Methods: This study was conducted by utilizing data from the MacArthur Violence Risk Assessment Study. A total of 1136 individuals with SMIs were recruited from three psychiatric inpatient units in different cities. Participant data were collected in the hospital by research clinicians and interviewers. Incidents of sexual abuse (up to three) were assessed by participant self-report. If SA was confirmed by the participant, additional follow-up questions were asked. These included the relationship to the perpetrator; the nature and frequency of the abuse; and the age when the abuse occurred. If there was more than one incident of sexual abuse, then two additional incidents were documented using the same follow-up questions. For this study, participants who refused to answer the abuse question or didn’t know or remember if abuse had occurred were excluded from the analysis (N = 36).
Results: Of the 1136 participants, 1100 answered the sexual abuse screening question, with 46.5% (N=511) reporting at least one incident of sexual abuse. Regarding the first incident, the perpetrator was commonly a “stranger/various others” (43.4%); with “sexual intercourse” (29.4%) occurring “too many times to count” (32.7%) at a mean age of 11.22 (SD = 7.3) years. Those who experienced SA were frequently single (53.1%), Caucasian (72%), females (64%) who are almost 30 years old (M = 29.63, SD = 6.23), have children (53%), were voluntary psychiatric admissions (72.6%), and describe themselves as psychologically unwell (79.3%). Chi-square and t-test results found that those who experienced SA were more likely to be diagnosed with depression (p < .001), less likely to have a diagnosis of substance dependence (p < .001), and have higher GAF (p = .036) and BPRS (p < .001) scores, indicating lower functioning and greater psychiatric symptomology, than individuals who did not experience SA.
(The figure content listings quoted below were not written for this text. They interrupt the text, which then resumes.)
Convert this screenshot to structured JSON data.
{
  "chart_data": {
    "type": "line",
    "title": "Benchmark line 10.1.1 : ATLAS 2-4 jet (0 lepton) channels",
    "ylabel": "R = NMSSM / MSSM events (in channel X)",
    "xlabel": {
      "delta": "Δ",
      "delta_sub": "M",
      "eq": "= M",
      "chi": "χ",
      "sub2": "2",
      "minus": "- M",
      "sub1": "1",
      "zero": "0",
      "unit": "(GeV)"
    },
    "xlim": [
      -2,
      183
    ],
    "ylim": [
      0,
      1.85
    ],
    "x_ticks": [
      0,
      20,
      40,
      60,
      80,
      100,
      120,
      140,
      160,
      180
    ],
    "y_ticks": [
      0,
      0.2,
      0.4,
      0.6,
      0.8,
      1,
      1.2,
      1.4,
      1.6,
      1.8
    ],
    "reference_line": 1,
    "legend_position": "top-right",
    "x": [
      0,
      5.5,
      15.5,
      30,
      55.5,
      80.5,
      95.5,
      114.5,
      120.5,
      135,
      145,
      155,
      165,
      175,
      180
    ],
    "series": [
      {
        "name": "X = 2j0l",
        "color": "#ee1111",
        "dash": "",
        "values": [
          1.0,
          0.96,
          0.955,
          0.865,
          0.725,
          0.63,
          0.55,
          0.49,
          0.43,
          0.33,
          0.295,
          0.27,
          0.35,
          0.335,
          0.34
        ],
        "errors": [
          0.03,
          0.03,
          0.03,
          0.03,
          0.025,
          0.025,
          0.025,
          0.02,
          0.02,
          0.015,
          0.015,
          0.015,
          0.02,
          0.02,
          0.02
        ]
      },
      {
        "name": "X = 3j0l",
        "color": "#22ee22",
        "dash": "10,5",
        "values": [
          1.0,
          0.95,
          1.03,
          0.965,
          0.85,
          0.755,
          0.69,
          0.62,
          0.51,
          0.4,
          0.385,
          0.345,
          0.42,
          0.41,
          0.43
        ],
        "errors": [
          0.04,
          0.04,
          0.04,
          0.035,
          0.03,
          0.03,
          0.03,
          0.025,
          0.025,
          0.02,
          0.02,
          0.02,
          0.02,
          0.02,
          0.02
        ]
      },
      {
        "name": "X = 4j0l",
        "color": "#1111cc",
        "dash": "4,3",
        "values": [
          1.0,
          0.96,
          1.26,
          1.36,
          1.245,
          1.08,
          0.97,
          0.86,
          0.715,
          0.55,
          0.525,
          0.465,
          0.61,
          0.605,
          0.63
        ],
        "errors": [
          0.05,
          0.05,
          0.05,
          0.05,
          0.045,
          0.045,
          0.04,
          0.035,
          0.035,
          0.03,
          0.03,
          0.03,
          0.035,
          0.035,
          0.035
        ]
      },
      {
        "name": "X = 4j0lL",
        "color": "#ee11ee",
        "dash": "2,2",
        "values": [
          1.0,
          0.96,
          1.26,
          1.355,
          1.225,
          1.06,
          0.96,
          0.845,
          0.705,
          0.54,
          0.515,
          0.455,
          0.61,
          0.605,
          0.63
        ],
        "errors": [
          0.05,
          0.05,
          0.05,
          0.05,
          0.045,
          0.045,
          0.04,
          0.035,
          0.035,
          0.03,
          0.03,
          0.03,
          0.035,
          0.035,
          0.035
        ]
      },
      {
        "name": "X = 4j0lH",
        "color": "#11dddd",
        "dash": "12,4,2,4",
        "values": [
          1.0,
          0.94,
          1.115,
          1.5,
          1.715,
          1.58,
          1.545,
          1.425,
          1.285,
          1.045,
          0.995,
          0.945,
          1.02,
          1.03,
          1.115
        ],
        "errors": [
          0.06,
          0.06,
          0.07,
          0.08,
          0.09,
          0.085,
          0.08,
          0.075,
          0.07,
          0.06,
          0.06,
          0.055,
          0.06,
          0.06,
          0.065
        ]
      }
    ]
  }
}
Implications: These results suggest similarly prevalence rates to prior studies. However, in contrast to other study findings, SA was found to commonly occur outside of the family, with survivors commonly indicating multiple incidents. Therefore, individuals with SMIs should be screened for SA issues at the time of SMI diagnosis in an effort to ensure early SA support and intervention, in addition to possible safety issues. Additionally, individuals that meet any of the aforementioned characteristics should be routinely screened for SA issues, and functioning and symptomology should be a focus of clinical attention. Early intervention can be of paramount importance for helping SA survivors overcome the abuse and enable them to proceed with a healthy and happy life.